By Holly Applewhite BVetMed MRCVS of TOWER EQUINE VETERINARY SURGEONS
The winter time can be stressful for horse owners; not only have we to face the increased cost of feeding and the reduced daylight hours, but sudden harsh weather conditions can trigger a number of veterinary problems.
Two common problems seen in horses due to the sudden change in temperatures are colic and respiratory infections. The horse’s digestive system does not tolerate sudden changes very well – it likes time to adapt. In a sudden snowy or icy bout, horses may end up stabled for long periods of time and this can lead to colic.
The commonest types of colic seen are colon impactions and spasmodic colics. However, more serious colic cases can occur, so make sure you call your veterinary surgeon if your horse is showing colic signs. Colon impactions tend to take place when your horse is standing in a stable for long periods; this can slow the movement of the guts and can reduce the moisture content of the ingesta passing through, causing a blockage. To prevent this, try to walk your horse out a couple of times a day, if safe to do so, and increase his or her fluid intake by adding water to the hard feed or by wetting hay. Spasmodic colics can occur without any cause, but some may be triggered by a sudden change in feeding regime. Spasmodic colics can be very painful, however they often resolve quite easily with medication. To prevent such colics, make any changes to the diet as slowly as possible and do not feed too many concentrates when your horse is doing less exercise. The horse’s digestive system works much better when fed a high level of fibre, such as hay or haylage, compared to concentrate feed, nuts and mixes, which can contain lots of sugars, protein and soluble carbohydrates. If your horse is living out, and you are concerned about a lack of nutrition when the grass is poor, instead of bulking out with more concentrates, increase the volume of hay or haylage and feed a good balancer. Probiotics can be very useful in helping keep a good quality intestinal environment. Only increase the concentrates if you are concerned your horse may be losing weight or if an old horse is not coping with large volumes of hay.
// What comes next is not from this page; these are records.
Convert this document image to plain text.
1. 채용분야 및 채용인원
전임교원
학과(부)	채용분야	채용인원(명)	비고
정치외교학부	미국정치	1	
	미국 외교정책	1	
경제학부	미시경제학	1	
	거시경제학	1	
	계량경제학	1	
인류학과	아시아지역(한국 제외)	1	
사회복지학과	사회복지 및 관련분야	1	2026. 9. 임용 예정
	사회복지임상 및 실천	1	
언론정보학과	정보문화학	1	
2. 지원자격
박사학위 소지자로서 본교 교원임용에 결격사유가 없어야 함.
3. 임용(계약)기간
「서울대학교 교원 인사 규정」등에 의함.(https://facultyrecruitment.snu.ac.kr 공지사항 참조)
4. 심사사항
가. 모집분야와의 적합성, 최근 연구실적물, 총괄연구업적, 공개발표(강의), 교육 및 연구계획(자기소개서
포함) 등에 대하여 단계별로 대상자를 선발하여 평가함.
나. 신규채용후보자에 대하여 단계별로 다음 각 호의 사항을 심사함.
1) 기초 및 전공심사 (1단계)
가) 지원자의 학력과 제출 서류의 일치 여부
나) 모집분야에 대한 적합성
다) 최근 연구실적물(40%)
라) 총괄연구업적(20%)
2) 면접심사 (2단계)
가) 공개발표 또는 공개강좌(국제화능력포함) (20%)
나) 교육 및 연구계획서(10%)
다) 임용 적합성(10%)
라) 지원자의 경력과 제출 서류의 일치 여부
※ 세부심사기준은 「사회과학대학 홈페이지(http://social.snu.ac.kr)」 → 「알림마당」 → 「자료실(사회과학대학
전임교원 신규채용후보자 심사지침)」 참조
Sudden changes in temperature can often cause an increased level of respiratory infections. Many of these are caused by a virus for which there is no direct treatment available, just like the common cold in humans. Viruses tend to spread via respiratory secretions, so try to prevent the spread of the virus between a yard of horses by isolating any showing any nasal discharge or coughing. Most viruses will resolve on their own, but occasionally a secondary bacterial infection may worsen things. If clinical signs persist for a few days, ensure you seek some veterinary attention. Prevention can be difficult. Ensure your horse is warm with either a thick natural winter coat or with rugs if clipped. If you do need to clip your horse again during this time, make sure you compensate with further layers. Try and provide some shelter in the form of a good thick hedge or tree line, a field shelter or stable to ensure they can shield themselves from heavy wind or rain. The main thing is not to make sudden changes in management if possible, and do what your horse is used to!
The winter can be a long slog for old horses, especially those with underlying health problems. In the winter months, when a horse lives out wearing a rug, large amounts of weight loss can go unnoticed. Ensure that you regularly remove rugs to check what is happening underneath, and think carefully about how you are feeding older horses. Many geriatric horses will have poor molar (back) teeth and struggle to eat a long fibre-based diet such as hay because they cannot grind down the long strands. Supplement these horses with geriatric feeds, high fibre soaked feedstuffs such as sugar beet and short chopped chaff, and add more water to the diet to help them to digest it.
Worms can cause weight loss in the winter months, especially in young stock and geriatrics. Often the cause will be Larval Cyathostomiasis, small redworm larvae that over-winter in the wall of the guts. Make sure you cover for them in your worming programme, by using either a 5-day course of Fenbendazole or a Moxidectin wormer in late Autumn.
Finally, another common condition that can catch owners out is mud fever. This may go unnoticed for weeks when horses live in a constantly muddy area, as it can be difficult to examine the pastern area thoroughly. Try to regularly bring them in to wash their lower legs, but make sure your dry them thoroughly afterwards! Barrier creams can be useful on the lower legs, especially on the more susceptible white areas. They help to prevent the constant wet conditions from irritating the skin and allowing infection to set in.